Considerações Finais
Buscou-se nesse capítulo levar o leitor a conjeturar como a cultura, o texto, o
contexto, a tríade temporal, em coadjuvação recíproca, podem encontrar o sentido de
contemporaneidade cultural em diálogos entre a Historiografia Linguística e os Estudos
Culturais. Nesse sentido, propõe-se ao historiógrafo da linguística, em sua tarefa de
mostrar novas visões de mundo, que leve em conta, junto aos princípios básicos da HL,
as convergências entre os estudos culturais e os modos de escrever história, típico
exemplo de transdisciplinaridade no estudo linguístico e da cultura.
A HL prossegue na busca por novos métodos de análise. Desse modo, é adequado que
se retomem as dimensões teóricas e metodológicas nos ensinamentos de Koerner (1989)
- os modelos de investigação - e os aproxime da proposta aqui apresentada. Neles está
enfocada a dinâmica interna dos problemas assinalados na HL, assim como o modo de
tratá-los funcionalmente e de maneira integral - o historiógrafo da linguística estudará
continuidades e descontinuidades de acordo com os fatores intra e extralinguísticos. Os
modelos de Koerner podem ser resumidos do seguinte modo: o Modelo de Progresso
por Acumulação que fornece uma progressão não linear, fortalecida pelo tempo; o
Modelo Subcorrente que admite a existência de mais de uma linha de pensamento
influenciadas por razões políticas, ideológicas e sociais com diferentes focos de atenção;
o Modelo Pêndulo-Balanço que pressupõe o dinamismo linguístico ou na História da
Linguística e reconhece a alteração contínua entre abordagens relativas a determinados
assuntos; o Modelo do Progresso Relativo que funde o descrever e o desenvolver da
Linguística tendo em vista o desenrolar do tempo e os avanços ocorridos na área
investigada (HANNA e FACCINA, 2006).
Ao mesmo tempo em que as diferenças continuam a existir entre as áreas analisadas,
ambas devem estar sempre atentas ao novo, ao emergente. Assim como o entendimento
do presente envolve releituras do passado, abrem-se igualmente novas possibilidades de
estudo para se trabalhar com a história, a história e os estudos cultuais, e, ambos com a
HL, a escolha do método promoverá significantes diferenças nos resultados.

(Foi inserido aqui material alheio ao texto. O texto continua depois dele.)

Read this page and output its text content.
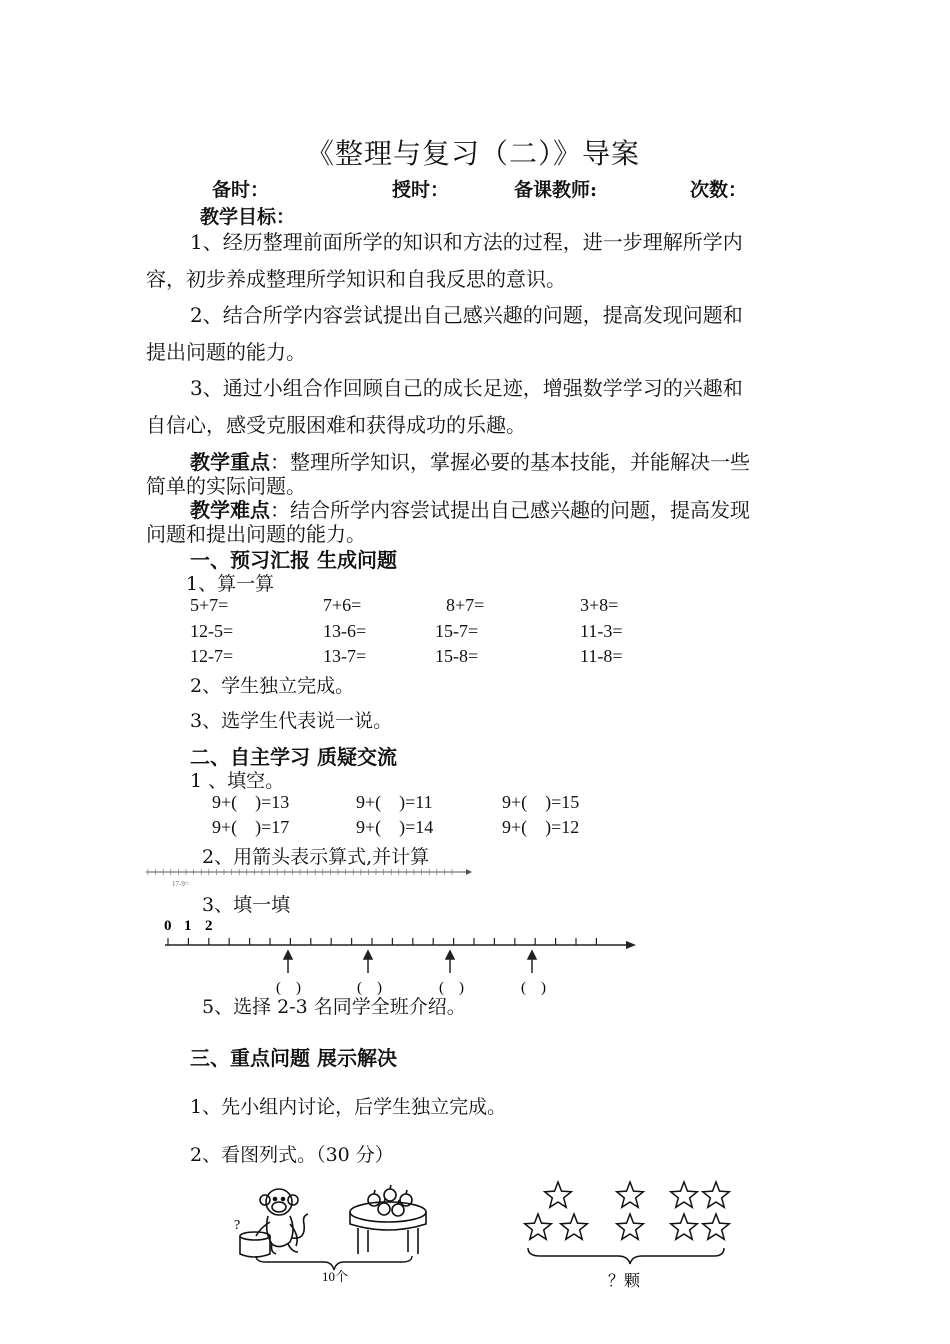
《整理与复习（二）》导案
备时：	授时：	备课教师:	次数：
教学目标：
1、经历整理前面所学的知识和方法的过程，进一步理解所学内
容，初步养成整理所学知识和自我反思的意识。
2、结合所学内容尝试提出自己感兴趣的问题，提高发现问题和
提出问题的能力。
3、通过小组合作回顾自己的成长足迹，增强数学学习的兴趣和
自信心，感受克服困难和获得成功的乐趣。
教学重点：整理所学知识，掌握必要的基本技能，并能解决一些
简单的实际问题。
教学难点：结合所学内容尝试提出自己感兴趣的问题，提高发现
问题和提出问题的能力。
一、预习汇报 生成问题
1、算一算
5+7=	7+6=	8+7=	3+8=
12-5=	13-6=	15-7=	11-3=
12-7=	13-7=	15-8=	11-8=
2、学生独立完成。
3、选学生代表说一说。
二、自主学习 质疑交流
1 、填空。
9+(    )=13	9+(    )=11	9+(    )=15
9+(    )=17	9+(    )=14	9+(    )=12
2、用箭头表示算式,并计算
17-9=
3、填一填
0 1 2
(    )	(    )	(    )	(    )
5、选择 2-3 名同学全班介绍。
三、重点问题 展示解决
1、先小组内讨论，后学生独立完成。
2、看图列式。（30 分）
?
10个	？颗
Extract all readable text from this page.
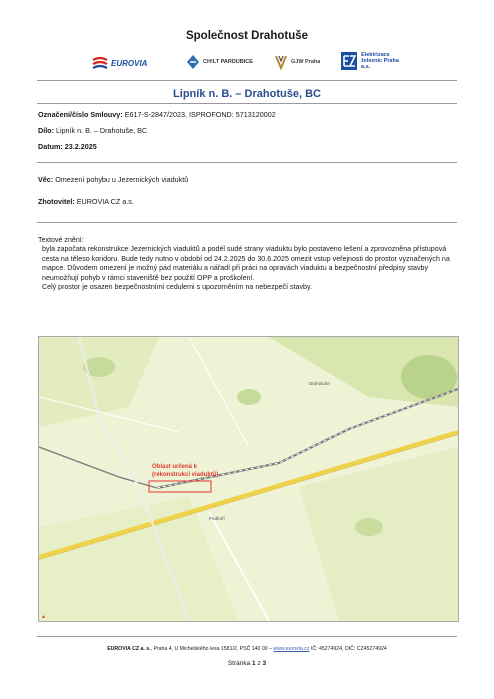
Společnost Drahotuše
EUROVIA	CH!LT PARDUBICE	GJW Praha
Elektrizace železnic Praha a.s.
Lipník n. B. – Drahotuše, BC
Označení/číslo Smlouvy: E617-S-2847/2023, ISPROFOND: 5713120002
Dílo: Lipník n. B. – Drahotuše, BC
Datum: 23.2.2025
Věc: Omezení pohybu u Jezernických viaduktů
Zhotovitel: EUROVIA CZ a.s.

Textové znění:

byla započata rekonstrukce Jezernických viaduktů a podél sudé strany viaduktu bylo postaveno lešení a zprovozněna přístupová cesta na těleso koridoru. Bude tedy nutno v období od 24.2.2025 do 30.6.2025 omezit vstup veřejnosti do prostor vyznačených na mapce. Důvodem omezení je možný pád materiálu a nářadí při práci na opravách viaduktu a bezpečnostní předpisy stavby neumožňují pohyb v rámci staveniště bez použití OPP a proškolení.

Celý prostor je osazen bezpečnostními cedulemi s upozorněním na nebezpečí stavby.

Oblast určená k
(rekonstrukci viaduktů)
Drahotuše
Podhoří
▲
EUROVIA CZ a. s., Praha 4, U Michelského lesa 1581/2, PSČ 140 00 – www.eurovia.cz IČ: 45274924, DIČ: CZ45274924
Stránka 1 z 3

Assim, iniciam-se novas etapas de investigação metodológica que, baseadas para alem
da análise do texto e do discurso, e métodos históricos conhecidos, sugerem o acréscimo
do trabalho de campo etnográfico (entenda-se em Estudos Culturais ‘todo método que
implica a conversa com pessoas’). Alia-se ao continuum de métodos conhecidos o
denominado ‘auto/etno continuum’ que compreende a auto/biografia, via individual ou
em memória de grupo, entrevistas, e a busca de produções em fragmentos escritos, na
história oral, alem de vários outros métodos baseados em entrevistas, que se somam ao
senso clássico da etnografia e, também, da etnologia, que estuda os fatos e documentos
pesquisados pela etnografia no âmbito da antropologia cultural e social em busca da
comparação de culturas (JOHNSON et alii, 2004, p.202).